Sharda's act as a comic has to be defended both by believers in democracy and religion.
Comic
Gandhi provided one with that same sense of laughter. He often looked like a cartoon and enacted the cartoon. When Mussolini asked him to review his troops, Gandhi reluctantly agreed. After watching the display of militarism and machismo, Gandhi was asked to say a few words. All he said deadpan was, "You all look very healthy to me." Gandhi and Dalai Lama would not have objected to a Kiku Sharda. In fact, Sharda might have got a healthy tip to two from these two great stand-up comics.
I think it is time democracy stands up for the joke; for the joke is an act of faith in democracy. This is why the silence around Kiku Sharda bothers me. The objections to him cannot be genuinely religious. An act of faith cannot be intolerant because faith has to be strong enough to survive crisis. Even concentration camps thrived on humour as the survivor eked out one more day on laughter.
Laughter does not split a society, it is an invitation to come together in different ways.

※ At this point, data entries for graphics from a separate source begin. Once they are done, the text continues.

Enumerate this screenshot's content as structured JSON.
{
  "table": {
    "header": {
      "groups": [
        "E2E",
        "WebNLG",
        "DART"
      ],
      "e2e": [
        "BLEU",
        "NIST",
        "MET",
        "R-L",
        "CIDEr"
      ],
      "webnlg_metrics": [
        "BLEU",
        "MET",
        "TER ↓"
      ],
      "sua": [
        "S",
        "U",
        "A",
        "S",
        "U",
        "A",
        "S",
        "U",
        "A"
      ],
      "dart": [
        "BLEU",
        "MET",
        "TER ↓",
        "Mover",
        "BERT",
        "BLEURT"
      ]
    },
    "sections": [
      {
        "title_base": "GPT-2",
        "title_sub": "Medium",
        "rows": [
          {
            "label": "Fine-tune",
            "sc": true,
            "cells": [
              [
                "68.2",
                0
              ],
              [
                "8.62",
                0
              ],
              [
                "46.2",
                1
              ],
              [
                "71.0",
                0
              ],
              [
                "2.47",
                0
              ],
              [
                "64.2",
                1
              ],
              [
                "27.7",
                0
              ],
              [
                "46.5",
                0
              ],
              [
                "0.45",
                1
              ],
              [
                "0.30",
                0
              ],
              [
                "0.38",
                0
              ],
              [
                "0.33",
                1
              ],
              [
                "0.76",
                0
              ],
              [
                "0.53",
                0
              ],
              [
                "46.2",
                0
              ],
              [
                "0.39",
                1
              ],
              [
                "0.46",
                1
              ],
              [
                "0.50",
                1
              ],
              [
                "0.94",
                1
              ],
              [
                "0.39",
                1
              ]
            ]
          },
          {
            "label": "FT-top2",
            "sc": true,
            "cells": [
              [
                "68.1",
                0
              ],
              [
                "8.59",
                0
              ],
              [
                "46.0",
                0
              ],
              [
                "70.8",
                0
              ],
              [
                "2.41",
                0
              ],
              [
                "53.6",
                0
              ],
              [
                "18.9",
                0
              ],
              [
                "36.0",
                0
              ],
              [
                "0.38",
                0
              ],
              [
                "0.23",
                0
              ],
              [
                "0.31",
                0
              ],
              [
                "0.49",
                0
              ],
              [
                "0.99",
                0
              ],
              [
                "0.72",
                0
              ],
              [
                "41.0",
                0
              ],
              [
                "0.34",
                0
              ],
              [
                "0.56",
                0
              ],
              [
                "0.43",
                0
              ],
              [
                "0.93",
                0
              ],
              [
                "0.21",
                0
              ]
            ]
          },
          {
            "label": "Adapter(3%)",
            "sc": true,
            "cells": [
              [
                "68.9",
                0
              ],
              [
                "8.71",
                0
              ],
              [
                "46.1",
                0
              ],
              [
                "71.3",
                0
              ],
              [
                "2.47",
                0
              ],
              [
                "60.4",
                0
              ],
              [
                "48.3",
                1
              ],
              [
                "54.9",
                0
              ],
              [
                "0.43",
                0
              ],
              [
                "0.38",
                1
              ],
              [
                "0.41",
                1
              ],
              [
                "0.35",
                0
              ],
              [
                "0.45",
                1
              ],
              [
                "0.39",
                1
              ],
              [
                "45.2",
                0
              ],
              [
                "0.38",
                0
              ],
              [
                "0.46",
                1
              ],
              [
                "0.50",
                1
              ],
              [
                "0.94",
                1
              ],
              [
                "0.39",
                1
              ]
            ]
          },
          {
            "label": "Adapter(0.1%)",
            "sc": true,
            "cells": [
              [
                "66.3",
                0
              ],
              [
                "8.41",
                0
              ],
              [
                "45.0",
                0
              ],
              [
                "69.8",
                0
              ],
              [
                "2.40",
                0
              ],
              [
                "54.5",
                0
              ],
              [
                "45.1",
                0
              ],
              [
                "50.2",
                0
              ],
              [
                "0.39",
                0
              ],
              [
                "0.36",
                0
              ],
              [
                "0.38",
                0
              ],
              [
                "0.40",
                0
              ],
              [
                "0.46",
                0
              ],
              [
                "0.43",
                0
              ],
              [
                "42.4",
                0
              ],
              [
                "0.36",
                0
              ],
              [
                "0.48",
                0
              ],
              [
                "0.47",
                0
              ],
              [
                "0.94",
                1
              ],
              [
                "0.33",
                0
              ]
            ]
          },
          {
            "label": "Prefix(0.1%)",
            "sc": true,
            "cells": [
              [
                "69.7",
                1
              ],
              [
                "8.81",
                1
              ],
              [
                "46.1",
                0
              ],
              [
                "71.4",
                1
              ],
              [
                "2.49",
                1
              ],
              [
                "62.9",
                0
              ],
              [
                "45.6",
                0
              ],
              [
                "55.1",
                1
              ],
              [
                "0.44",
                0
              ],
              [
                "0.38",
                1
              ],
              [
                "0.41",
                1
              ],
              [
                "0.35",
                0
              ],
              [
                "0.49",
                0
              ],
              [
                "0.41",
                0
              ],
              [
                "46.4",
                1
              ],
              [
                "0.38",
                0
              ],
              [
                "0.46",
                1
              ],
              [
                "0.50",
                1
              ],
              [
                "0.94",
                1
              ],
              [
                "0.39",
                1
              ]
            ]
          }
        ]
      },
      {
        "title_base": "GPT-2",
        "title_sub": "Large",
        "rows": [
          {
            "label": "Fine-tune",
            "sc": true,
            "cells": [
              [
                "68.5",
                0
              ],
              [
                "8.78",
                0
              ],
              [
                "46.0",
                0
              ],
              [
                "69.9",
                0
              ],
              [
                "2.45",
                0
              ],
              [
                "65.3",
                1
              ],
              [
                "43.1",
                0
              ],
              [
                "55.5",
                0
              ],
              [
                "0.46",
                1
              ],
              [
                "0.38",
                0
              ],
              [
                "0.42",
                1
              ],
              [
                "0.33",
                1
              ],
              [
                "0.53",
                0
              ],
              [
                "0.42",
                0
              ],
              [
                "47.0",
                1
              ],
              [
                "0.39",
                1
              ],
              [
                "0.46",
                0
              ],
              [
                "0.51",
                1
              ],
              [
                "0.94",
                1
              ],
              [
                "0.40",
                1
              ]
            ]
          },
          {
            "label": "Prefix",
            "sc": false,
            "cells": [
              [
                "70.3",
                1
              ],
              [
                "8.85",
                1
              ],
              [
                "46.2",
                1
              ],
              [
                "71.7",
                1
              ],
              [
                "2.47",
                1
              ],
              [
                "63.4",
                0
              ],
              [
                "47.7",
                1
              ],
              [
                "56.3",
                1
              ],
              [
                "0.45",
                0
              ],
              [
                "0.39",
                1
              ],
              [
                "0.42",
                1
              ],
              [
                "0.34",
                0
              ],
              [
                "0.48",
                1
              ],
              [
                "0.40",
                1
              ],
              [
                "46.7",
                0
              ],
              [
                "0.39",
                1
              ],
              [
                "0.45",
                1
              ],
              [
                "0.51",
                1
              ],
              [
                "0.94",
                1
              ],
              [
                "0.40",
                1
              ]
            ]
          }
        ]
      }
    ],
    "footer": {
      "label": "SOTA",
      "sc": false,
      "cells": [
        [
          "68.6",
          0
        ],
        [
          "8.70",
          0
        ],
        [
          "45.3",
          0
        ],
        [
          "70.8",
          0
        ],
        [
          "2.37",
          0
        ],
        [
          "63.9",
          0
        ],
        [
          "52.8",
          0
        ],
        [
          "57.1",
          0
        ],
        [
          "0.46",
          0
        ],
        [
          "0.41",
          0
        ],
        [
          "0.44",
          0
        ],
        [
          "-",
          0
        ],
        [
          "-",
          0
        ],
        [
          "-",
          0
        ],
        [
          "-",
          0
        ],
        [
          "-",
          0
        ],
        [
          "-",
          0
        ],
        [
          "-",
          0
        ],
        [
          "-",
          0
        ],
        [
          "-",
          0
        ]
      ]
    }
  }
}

A joke is participative by definition.
I have watched Kiku Sharda's drag act and find it funny. His Ram Rahim act would have been milder. Oddly, Kiku behaved like a puppet in his response saying the script and the dress came from the director. But the act must have been more than puppetry to evoke consternation and laughter.
A comic's licence is society's great acknowledgement to the power of comedy. It is more durable than censorship, the ban, the boycott. In giving the comic a licence to mimic, caricature, subvert society honours the creativity of freedom, language and drama. One owes to the comedian. It is time we as a society honour him by letting him free to laugh with us. Arresting laughter is like arresting life.